In order to prevent the worst-case scenario, Akira should distinguish the devilish from the divine. But how? They looked exactly alike and he could not distinguish one from the other solely by their appearances. He still had his last hope, however. The members of the divine tribe are truth-tellers, that is, they always tell the truth and those of the devilish tribe are liars, that is, they always tell a lie.
He asked some of them whether or not some are divine. They knew one another very much and always responded to him "faithfully" according to their individual natures (i.e., they always tell the truth or always a lie). He did not dare to ask any other forms of questions, since the legend says that a devilish member would curse a person forever when he did not like the question. He had another piece of useful informationf the legend tells the populations of both tribes. These numbers in the legend are trustworthy since everyone living on this island is immortal and none have ever been born at least these millennia.
You are a good computer programmer and so requested to help Akira by writing a program that classifies the inhabitants according to their answers to his inquiries.
Input
The input consists of multiple data sets, each in the following format :
n p1 p2
xl yl a1
x2 y2 a2
...
xi yi ai
...
xn yn an
The first line has three non-negative integers n, p1, and p2. n is the number of questions Akira asked. pl and p2 are the populations of the divine and devilish tribes, respectively, in the legend. Each of the following n lines has two integers xi, yi and one word ai. xi and yi are the identification numbers of inhabitants, each of which is between 1 and p1 + p2, inclusive. ai is either yes, if the inhabitant xi said that the inhabitant yi was a member of the divine tribe, or no, otherwise. Note that xi and yi can be the same number since "are you a member of the divine tribe?" is a valid question. Note also that two lines may have the same x's and y's since Akira was very upset and might have asked the same question to the same one more than once.

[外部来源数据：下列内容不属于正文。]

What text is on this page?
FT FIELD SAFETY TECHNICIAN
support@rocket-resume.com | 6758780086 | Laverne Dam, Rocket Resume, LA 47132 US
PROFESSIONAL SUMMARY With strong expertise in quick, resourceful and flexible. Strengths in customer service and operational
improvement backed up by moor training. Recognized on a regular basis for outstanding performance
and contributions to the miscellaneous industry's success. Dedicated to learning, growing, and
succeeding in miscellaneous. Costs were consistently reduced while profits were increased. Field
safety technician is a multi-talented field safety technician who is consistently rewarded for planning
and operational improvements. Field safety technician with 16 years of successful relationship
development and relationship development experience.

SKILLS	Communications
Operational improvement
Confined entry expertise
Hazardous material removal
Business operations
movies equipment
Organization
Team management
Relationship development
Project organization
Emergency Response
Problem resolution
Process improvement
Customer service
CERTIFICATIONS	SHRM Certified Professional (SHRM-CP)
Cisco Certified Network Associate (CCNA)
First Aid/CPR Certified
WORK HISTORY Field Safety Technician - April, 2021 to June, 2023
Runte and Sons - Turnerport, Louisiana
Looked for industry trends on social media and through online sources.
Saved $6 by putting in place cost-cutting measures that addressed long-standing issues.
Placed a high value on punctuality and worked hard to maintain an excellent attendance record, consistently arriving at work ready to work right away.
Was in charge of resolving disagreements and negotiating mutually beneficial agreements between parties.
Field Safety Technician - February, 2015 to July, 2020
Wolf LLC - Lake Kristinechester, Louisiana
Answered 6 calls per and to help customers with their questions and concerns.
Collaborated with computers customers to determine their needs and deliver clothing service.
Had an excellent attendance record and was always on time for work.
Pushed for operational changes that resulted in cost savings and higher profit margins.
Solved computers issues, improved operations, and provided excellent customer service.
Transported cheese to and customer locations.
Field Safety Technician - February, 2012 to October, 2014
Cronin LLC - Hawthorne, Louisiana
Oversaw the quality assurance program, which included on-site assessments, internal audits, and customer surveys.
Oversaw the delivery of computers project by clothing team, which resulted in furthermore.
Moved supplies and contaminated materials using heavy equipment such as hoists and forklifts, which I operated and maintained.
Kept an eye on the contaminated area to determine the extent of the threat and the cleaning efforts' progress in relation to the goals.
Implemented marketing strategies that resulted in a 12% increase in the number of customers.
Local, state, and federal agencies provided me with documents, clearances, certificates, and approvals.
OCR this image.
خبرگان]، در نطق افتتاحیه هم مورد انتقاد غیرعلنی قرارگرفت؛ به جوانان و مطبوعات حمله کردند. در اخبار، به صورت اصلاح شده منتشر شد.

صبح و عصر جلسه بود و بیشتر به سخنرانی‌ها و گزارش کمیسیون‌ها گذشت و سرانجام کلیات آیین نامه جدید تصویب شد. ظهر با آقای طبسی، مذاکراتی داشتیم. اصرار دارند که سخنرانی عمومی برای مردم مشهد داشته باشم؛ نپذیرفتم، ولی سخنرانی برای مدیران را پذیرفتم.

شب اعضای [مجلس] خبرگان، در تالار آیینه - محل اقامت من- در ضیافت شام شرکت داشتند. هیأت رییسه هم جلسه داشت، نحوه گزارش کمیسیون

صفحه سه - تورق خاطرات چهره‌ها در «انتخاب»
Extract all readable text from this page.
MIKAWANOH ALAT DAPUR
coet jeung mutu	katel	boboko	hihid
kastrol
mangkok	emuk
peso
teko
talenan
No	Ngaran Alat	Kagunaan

You may assume that n is less than 1000 and that p1 and p2 are less than 300. A line with three zeros, i.e., 0 0 0, represents the end of the input. You can assume that each data set is consistent and no contradictory answers are included.
Output
For each data set, if it includes sufficient information to classify all the inhabitants, print the identification numbers of all the divine ones in ascending order, one in a line. In addition, following the output numbers, print end in a line. Otherwise, i.e., if a given data set does not include sufficient information to identify all the divine members, print no in a line.
Sample Input
2 1 1 1 2 no 2 1 no 3 2 1 1 1 yes 2 2 yes 3 3 yes 2 2 1 1 2 yes 2 3 no 5 4 3 1 2 yes 1 3 no 4 5 yes 5 6 yes 6 7 no 0 0 0
Sample Output
no no 1 2 end 3 4 5 6 end
题意:有两个部落,一个天使部落,有p1 ren,一个魔鬼部落,有p2人,所有人都有编号,从1 到 p1+p2,魔鬼部落说的都是谎话 ,天使部落说的都是真话,当为yes时,如果a是天使,他的话为真,b一定是天使,若a为魔鬼时,那么他的话为假,所以b一定也是魔鬼,当为no时,如果a为天使,他的话为真,所以,b一定是魔鬼,若a为魔鬼,a的话为假,所以b为天使,所以当为yes时,a 与 b 是同一个部落的 , 为 no 时 , a 与 b 一定不是同一个部落 。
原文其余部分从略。